One of the things we miss out on working from home is the random, informal, (yet sometimes inspirational and productive) social interaction with colleagues. These spontaneous conversations are good for both morale and productivity.
What if we could still have these interactions working from home?
Here’s how it works:
- As you may know, Meetter schedules all your meets within predefined blocks called “all-meets”; the same blocks of time are used for random small talks
- You agree with your team on one (or more!) all-meets hours per week
- Everyone gets a calendar invitation for that hour, and people can decline if they’re not available or busy
- About 15 minutes before all-meets start, we randomly create 2-4 person video rooms for 10-20 minute “small talks” based on availability.

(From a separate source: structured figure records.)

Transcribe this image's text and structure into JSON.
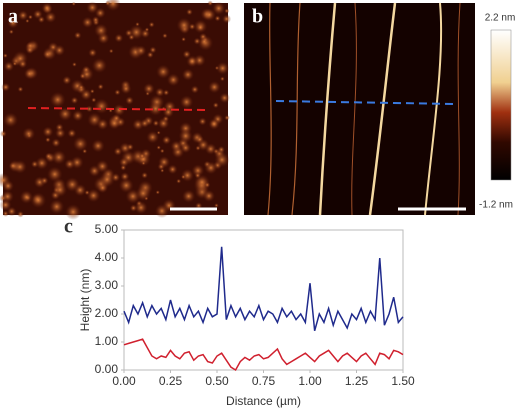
{
  "panels": {
    "a": "a",
    "b": "b",
    "c": "c"
  },
  "colorbar": {
    "max_label": "2.2 nm",
    "min_label": "-1.2 nm"
  },
  "chart_data": {
    "type": "line",
    "xlabel": "Distance (µm)",
    "ylabel": "Height (nm)",
    "x": [
      0,
      0.025,
      0.05,
      0.075,
      0.1,
      0.125,
      0.15,
      0.175,
      0.2,
      0.225,
      0.25,
      0.275,
      0.3,
      0.325,
      0.35,
      0.375,
      0.4,
      0.425,
      0.45,
      0.475,
      0.5,
      0.525,
      0.55,
      0.575,
      0.6,
      0.625,
      0.65,
      0.675,
      0.7,
      0.725,
      0.75,
      0.775,
      0.8,
      0.825,
      0.85,
      0.875,
      0.9,
      0.925,
      0.95,
      0.975,
      1.0,
      1.025,
      1.05,
      1.075,
      1.1,
      1.125,
      1.15,
      1.175,
      1.2,
      1.225,
      1.25,
      1.275,
      1.3,
      1.325,
      1.35,
      1.375,
      1.4,
      1.425,
      1.45,
      1.475,
      1.5
    ],
    "series": [
      {
        "color": "#1f2a8c",
        "values": [
          2.1,
          1.7,
          2.3,
          2.0,
          2.4,
          1.9,
          2.3,
          2.0,
          2.2,
          1.8,
          2.5,
          1.9,
          2.2,
          1.8,
          2.3,
          1.9,
          2.1,
          1.7,
          2.2,
          1.9,
          2.0,
          4.4,
          1.8,
          2.3,
          1.9,
          2.2,
          1.8,
          2.1,
          1.9,
          2.3,
          1.8,
          2.1,
          2.0,
          1.7,
          2.2,
          1.9,
          2.1,
          1.8,
          2.0,
          1.7,
          3.1,
          1.4,
          2.0,
          1.7,
          2.2,
          1.6,
          2.1,
          1.8,
          1.5,
          2.0,
          1.8,
          2.2,
          1.7,
          2.1,
          1.8,
          4.0,
          1.6,
          2.0,
          2.6,
          1.7,
          1.9
        ]
      },
      {
        "color": "#d0202e",
        "values": [
          0.9,
          0.95,
          1.0,
          1.05,
          1.1,
          0.8,
          0.5,
          0.4,
          0.5,
          0.45,
          0.7,
          0.5,
          0.4,
          0.6,
          0.65,
          0.35,
          0.5,
          0.55,
          0.3,
          0.25,
          0.5,
          0.6,
          0.35,
          0.1,
          0.0,
          0.3,
          0.45,
          0.35,
          0.5,
          0.55,
          0.4,
          0.45,
          0.6,
          0.75,
          0.4,
          0.2,
          0.3,
          0.4,
          0.5,
          0.6,
          0.45,
          0.3,
          0.5,
          0.6,
          0.7,
          0.5,
          0.3,
          0.5,
          0.6,
          0.45,
          0.3,
          0.5,
          0.6,
          0.4,
          0.2,
          0.6,
          0.55,
          0.4,
          0.7,
          0.65,
          0.55
        ]
      }
    ],
    "xlim": [
      0,
      1.5
    ],
    "xticks": [
      {
        "value": 0,
        "label": "0.00"
      },
      {
        "value": 0.25,
        "label": "0.25"
      },
      {
        "value": 0.5,
        "label": "0.50"
      },
      {
        "value": 0.75,
        "label": "0.75"
      },
      {
        "value": 1.0,
        "label": "1.00"
      },
      {
        "value": 1.25,
        "label": "1.25"
      },
      {
        "value": 1.5,
        "label": "1.50"
      }
    ],
    "ylim": [
      0,
      5
    ],
    "yticks": [
      {
        "value": 0,
        "label": "0.00"
      },
      {
        "value": 1,
        "label": "1.00"
      },
      {
        "value": 2,
        "label": "2.00"
      },
      {
        "value": 3,
        "label": "3.00"
      },
      {
        "value": 4,
        "label": "4.00"
      },
      {
        "value": 5,
        "label": "5.00"
      }
    ],
    "grid": false
  }
}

- Everyone will get up to 2 different small talks during the hour and have informal conversations with colleagues
To make it easier to start discussions, Meetter will automatically populate the notes section with 3 random questions for you. If you have new question ideas, please add them here.
This is still an experimental feature and is not enabled by default. If you are an existing Meetter user — please let us know if you’d like to give it a try!
Not on Meetter yet? Let’s get in touch for a quick demo.
Other important updates:
- Preliminary agenda in the calendar — within 24 hours of all-meets, you’ll see a preliminary agenda right from your calendar. Some of our users have asked for an ability to see the preliminary schedule without a living calendar app. This capability requires a G Suite or Office 365 calendar integration.
- Multiple security improvements — we are continuously improving the security of Meetter and currently working to make it fully GDPR compliant. If you notice any degradation in user experience, please let us know.
Thanks for being our valued customers!